Our wordpress application server (again, you’ll get a cert warning because of a self-signed SSL cert, same SHA1 as above) is a xen VM with 3 gig of ram and 4 cores. We run nginx as a caching front-end proxy to our apache backend. I packaged up this nginx config as a plugin, along with sample configs, info here. My talk about high-performance wordpress (along with an overview of our nginx deployment) at Wordcamp Boston 2010 is here.
We’ve read about some of the improvements you have made via your news page : which improvement has been most important?
Hands down – the nginx caching proxy. Some requests are VERY expensive – RSS feeds, for instance. A caching proxy (or perhaps WP Super Cache) is a necessity. A default, uncached wordpress deploy IS NOT going to get you far.
You definitely want a physical machine to maximize MySQL IO. You should tune it properly for the large amount of RAM you’ve surely installed in it.
Your wordpress app server needs multiple cores to maximize concurrency.
Be sure to use a PHP opcode cache – APC has been nothing but unicorns and rainbows for us.
We could probably handle double the traffic with our current hardware, and nginx can load balance for us if/when we need to use multiple wordpress application servers. Our performance problems have not been related to our MySQL server so far.
Do you let users install custom themes or plugins?
No. We will install custom themes or plugins occasionally for special projects, but only after a thorough audit and after all development has taken place on a completely separate system.
Do you allow SSH access to blog owners / theme developers?
Any core hacks?
A couple, but we’re factoring those out and have even contributed one to the wordpress core. We expect to be on a completely clean wordpress core by Summer 2011.
Do you integrate with LDAP or another directory service?
Yes and no. We use apache’s mod_auth_ldap to protect some private blogs, but we don’t use it to populate users inside wordpress. This has worked out fine, with few complaints from users about having a separate account. It also has the advantage of allowing those who wouldn’t be in a university LDAP server to have accounts – alumni, contractors, collaborators, consultants, etc.
Who gets a blog?
Anyone with a harvard.edu address.
How do you deal with spam?
For comments, we use Akismet. It does a pretty good job, but it seems to be losing effectiveness over time. Either that, or the sheer volume of blog spam has been increasing – most likely it’s a combination of both. We also suggest that blog authors have comments close automatically on old posts (after, say, 30 days), and that they moderate comments to devalue us as a target.
For spam blogs or malicious users – requiring a harvard.edu address is a pretty high barrier. That said, we do have issues with compromised accounts, or university affiliates attempting to exploit us via linkfarming. We enforce our terms of service and view linkfarming as injurious to the university and against the spirit of this endeavor. Defining what’s spam can be a bit like defining obscenity – to paraphrase Justice Potter Stewart’s concurrence in Jacobellis v. Ohio, “you know it when you see it.”
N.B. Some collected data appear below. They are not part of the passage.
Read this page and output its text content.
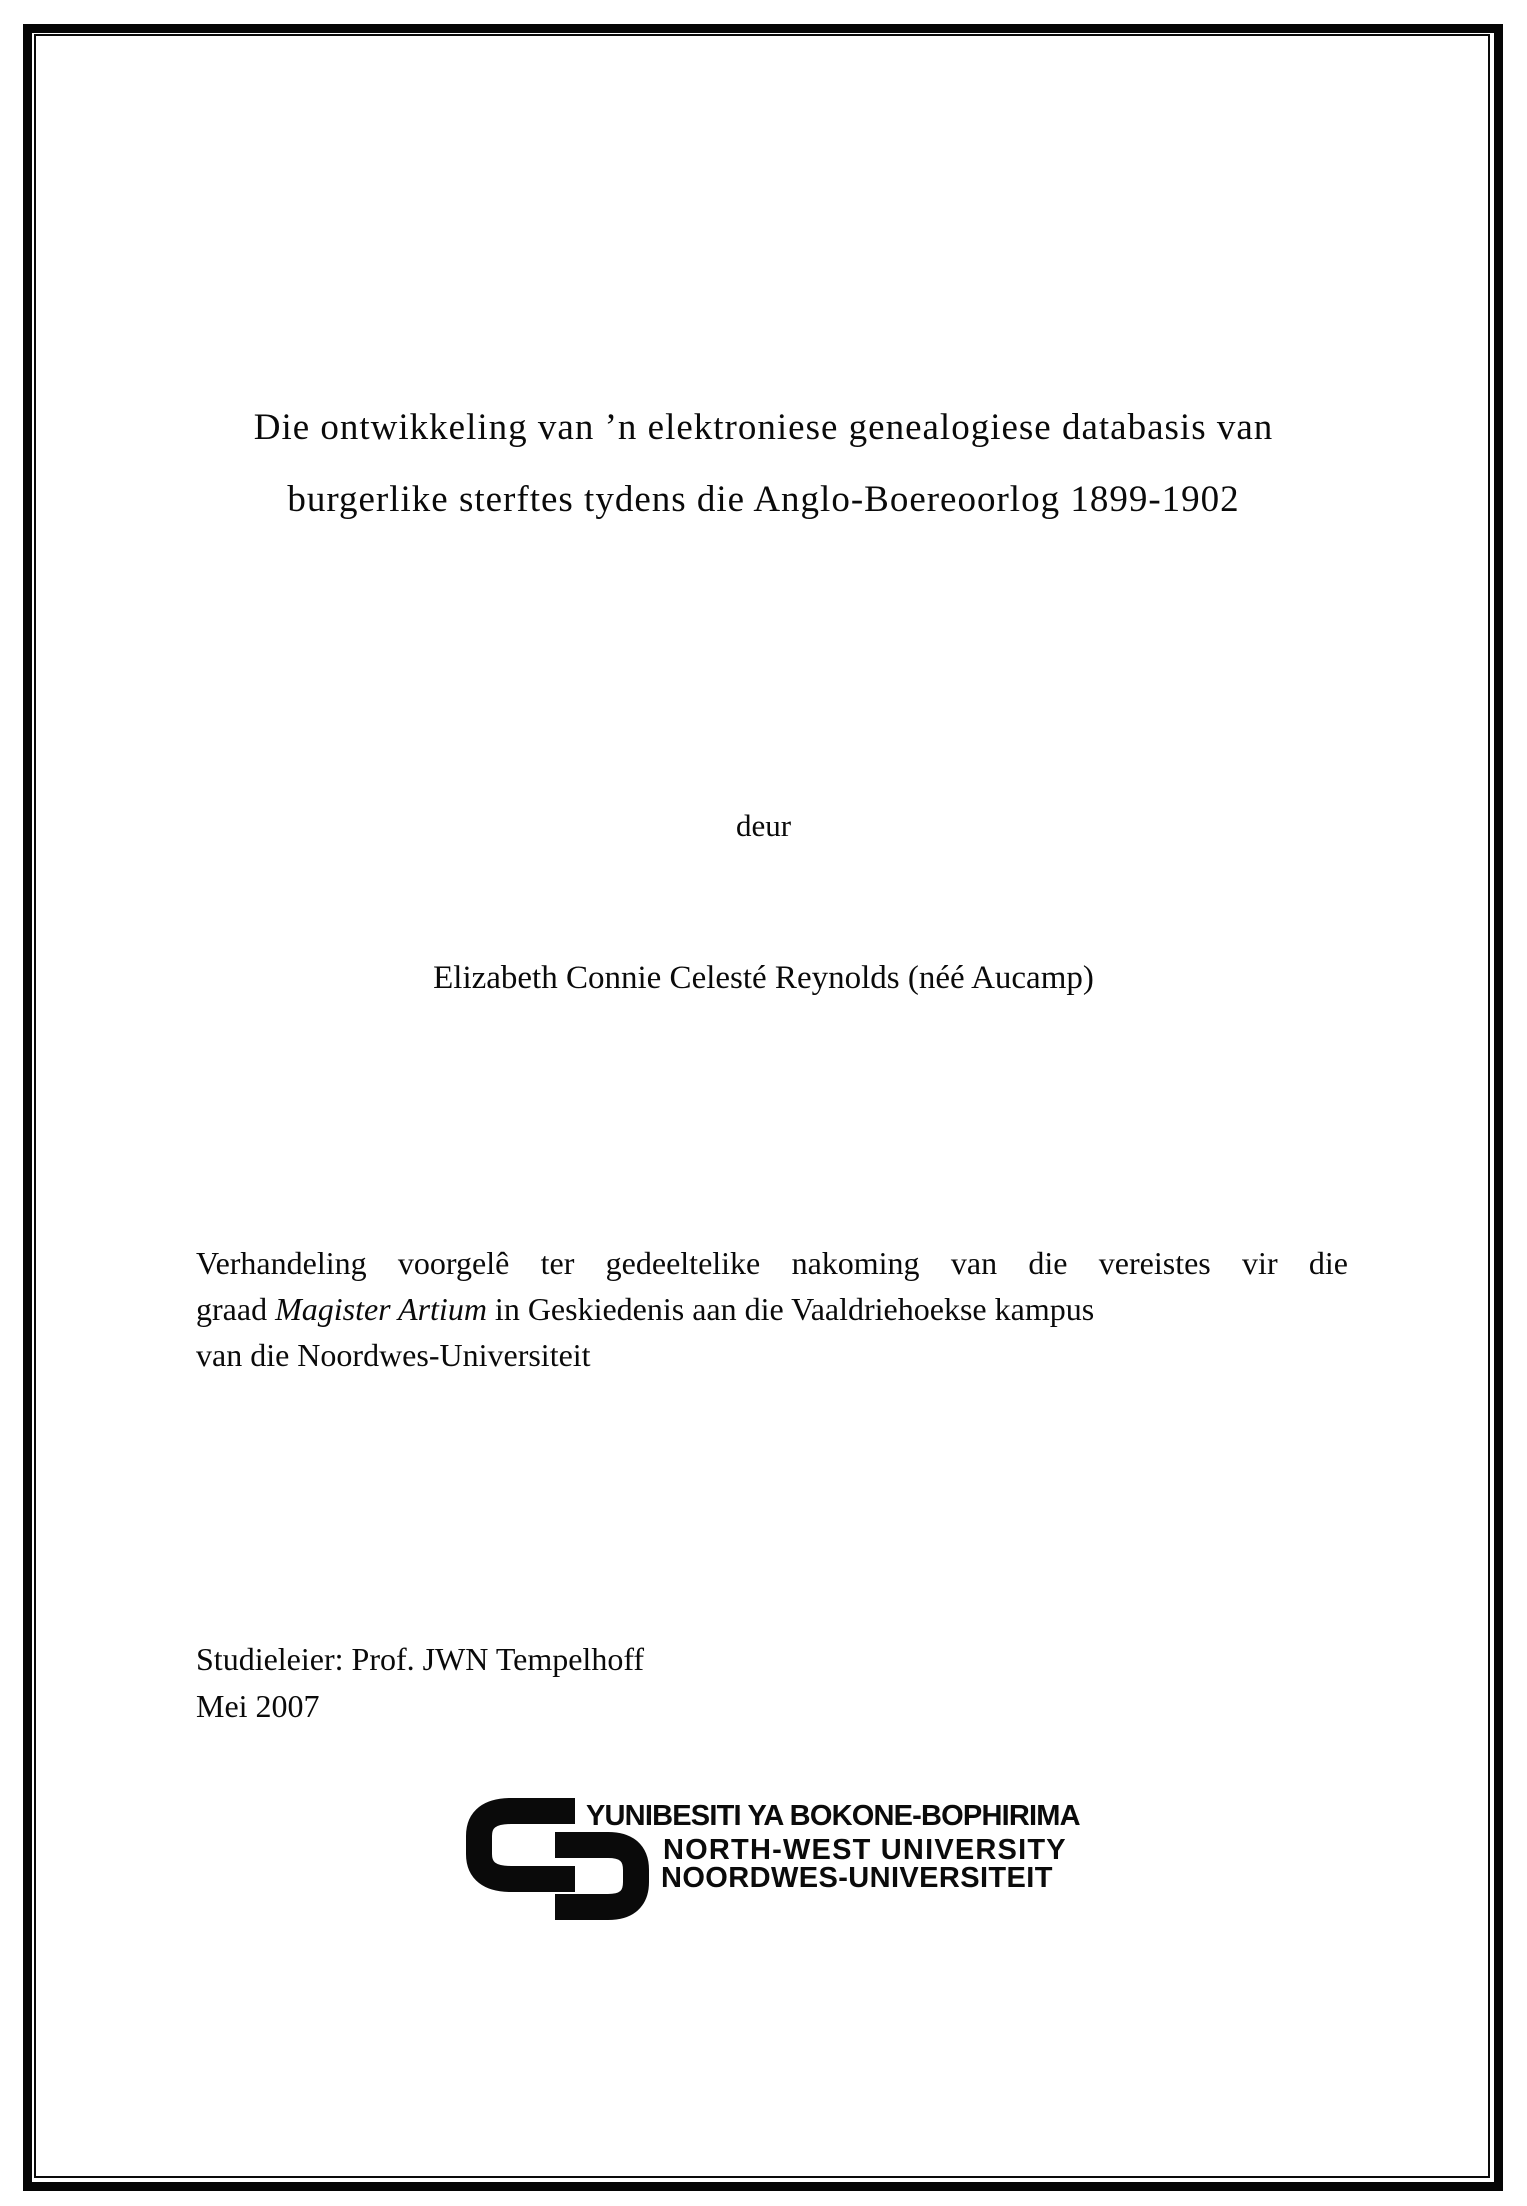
Die ontwikkeling van ’n elektroniese genealogiese databasis van
burgerlike sterftes tydens die Anglo-Boereoorlog 1899-1902
deur
Elizabeth Connie Celesté Reynolds (néé Aucamp)
Verhandeling voorgelê ter gedeeltelike nakoming van die vereistes vir die
graad Magister Artium in Geskiedenis aan die Vaaldriehoekse kampus
van die Noordwes-Universiteit
Studieleier: Prof. JWN Tempelhoff
Mei 2007
YUNIBESITI YA BOKONE-BOPHIRIMA
NORTH-WEST UNIVERSITY
NOORDWES-UNIVERSITEIT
What kind of traffic do you see? How many blogs are you hosting?
- 800+ live blogs, probably 200 are what you’d consider active, and maybe 100 are what you’d consider REALLY active.
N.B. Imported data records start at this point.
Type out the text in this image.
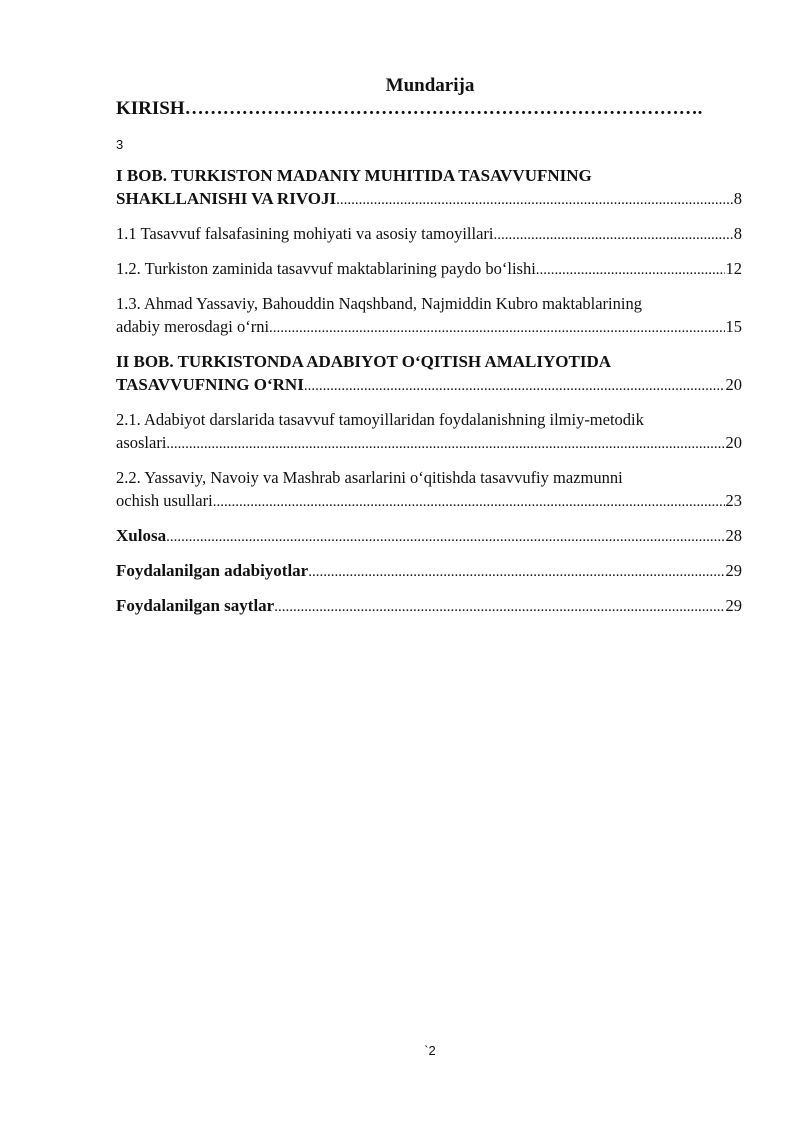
Mundarija
KIRISH……………………………………………………………………….
3
I BOB. TURKISTON MADANIY MUHITIDA TASAVVUFNING
SHAKLLANISHI VA RIVOJI .....	8
1.1 Tasavvuf falsafasining mohiyati va asosiy tamoyillari .....	8
1.2. Turkiston zaminida tasavvuf maktablarining paydo bo‘lishi .....	12
1.3. Ahmad Yassaviy, Bahouddin Naqshband, Najmiddin Kubro maktablarining
adabiy merosdagi o‘rni .....	15
II BOB. TURKISTONDA ADABIYOT O‘QITISH AMALIYOTIDA
TASAVVUFNING O‘RNI .....	20
2.1. Adabiyot darslarida tasavvuf tamoyillaridan foydalanishning ilmiy-metodik
asoslari .....	20
2.2. Yassaviy, Navoiy va Mashrab asarlarini o‘qitishda tasavvufiy mazmunni
ochish usullari .....	23
Xulosa .....	28
Foydalanilgan adabiyotlar .....	29
Foydalanilgan saytlar .....	29
`2
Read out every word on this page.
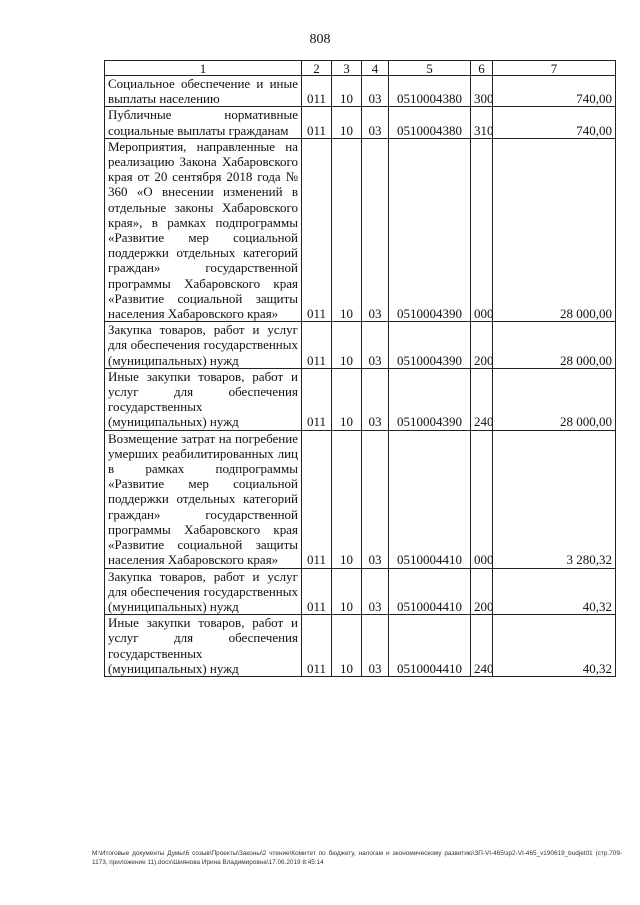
808
1	2	3	4	5	6	7
Социальное обеспечение и иные выплаты населению	011	10	03	0510004380	300	740,00
Публичные нормативные социальные выплаты гражданам	011	10	03	0510004380	310	740,00
Мероприятия, направленные на реализацию Закона Хабаровского края от 20 сентября 2018 года № 360 «О внесении изменений в отдельные законы Хабаровского края», в рамках подпрограммы «Развитие мер социальной поддержки отдельных категорий граждан» государственной программы Хабаровского края «Развитие социальной защиты населения Хабаровского края»	011	10	03	0510004390	000	28 000,00
Закупка товаров, работ и услуг для обеспечения государственных (муниципальных) нужд	011	10	03	0510004390	200	28 000,00
Иные закупки товаров, работ и услуг для обеспечения государственных (муниципальных) нужд	011	10	03	0510004390	240	28 000,00
Возмещение затрат на погребение умерших реабилитированных лиц в рамках подпрограммы «Развитие мер социальной поддержки отдельных категорий граждан» государственной программы Хабаровского края «Развитие социальной защиты населения Хабаровского края»	011	10	03	0510004410	000	3 280,32
Закупка товаров, работ и услуг для обеспечения государственных (муниципальных) нужд	011	10	03	0510004410	200	40,32
Иные закупки товаров, работ и услуг для обеспечения государственных (муниципальных) нужд	011	10	03	0510004410	240	40,32
М:\Итоговые документы Думы\6 созыв\Проекты\Законы\2 чтение\Комитет по бюджету, налогам и экономическому развитию\ЗП-VI-465\зр2-VI-465_v190619_budjet01 (стр.709-1173, приложение 11).docx\Шиянова Ирина Владимировна\17.06.2019 8:45:14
- 700k visits per month, around 3 million+ page views by actual humans. Probably 7 to 8 million total page views counting bots.
- TONS of bot visits. It’s kinda like we’re under a continuous DDOS attack. See our minimal robots.txt – we attempt to enforce the Crawl-delay value through the excellent limiting features provided by nginx.
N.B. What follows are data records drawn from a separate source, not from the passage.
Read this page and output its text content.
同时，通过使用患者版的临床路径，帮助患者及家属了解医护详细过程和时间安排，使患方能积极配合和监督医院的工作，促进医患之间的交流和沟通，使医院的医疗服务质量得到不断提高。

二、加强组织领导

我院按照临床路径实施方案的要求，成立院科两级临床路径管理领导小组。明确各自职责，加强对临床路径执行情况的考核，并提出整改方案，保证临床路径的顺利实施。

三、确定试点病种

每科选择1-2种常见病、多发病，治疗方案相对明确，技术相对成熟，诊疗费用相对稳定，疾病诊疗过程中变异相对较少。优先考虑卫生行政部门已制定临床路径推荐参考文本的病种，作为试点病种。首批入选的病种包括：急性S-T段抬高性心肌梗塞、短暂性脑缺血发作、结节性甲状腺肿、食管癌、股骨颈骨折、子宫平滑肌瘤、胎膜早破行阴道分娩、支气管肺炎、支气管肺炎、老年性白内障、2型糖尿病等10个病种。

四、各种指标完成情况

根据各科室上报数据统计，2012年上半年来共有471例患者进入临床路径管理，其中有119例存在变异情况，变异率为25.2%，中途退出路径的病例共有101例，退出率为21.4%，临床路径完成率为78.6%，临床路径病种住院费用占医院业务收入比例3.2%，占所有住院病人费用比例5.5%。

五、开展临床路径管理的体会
What’re people blogging about?
We host personal blogs, project blogs, the entire web presence for various working groups, archives of administrative updates, and a whole slew of other types of content. It’s perhaps best shown rather than told through a very small selection:
We wanted an open source multi-user blogging platform and it seemed the best choice at the time. We’ve been very happy with it, and there have been real improvements to the core features WITHOUT the core team throwing backwards compatibility under the bus.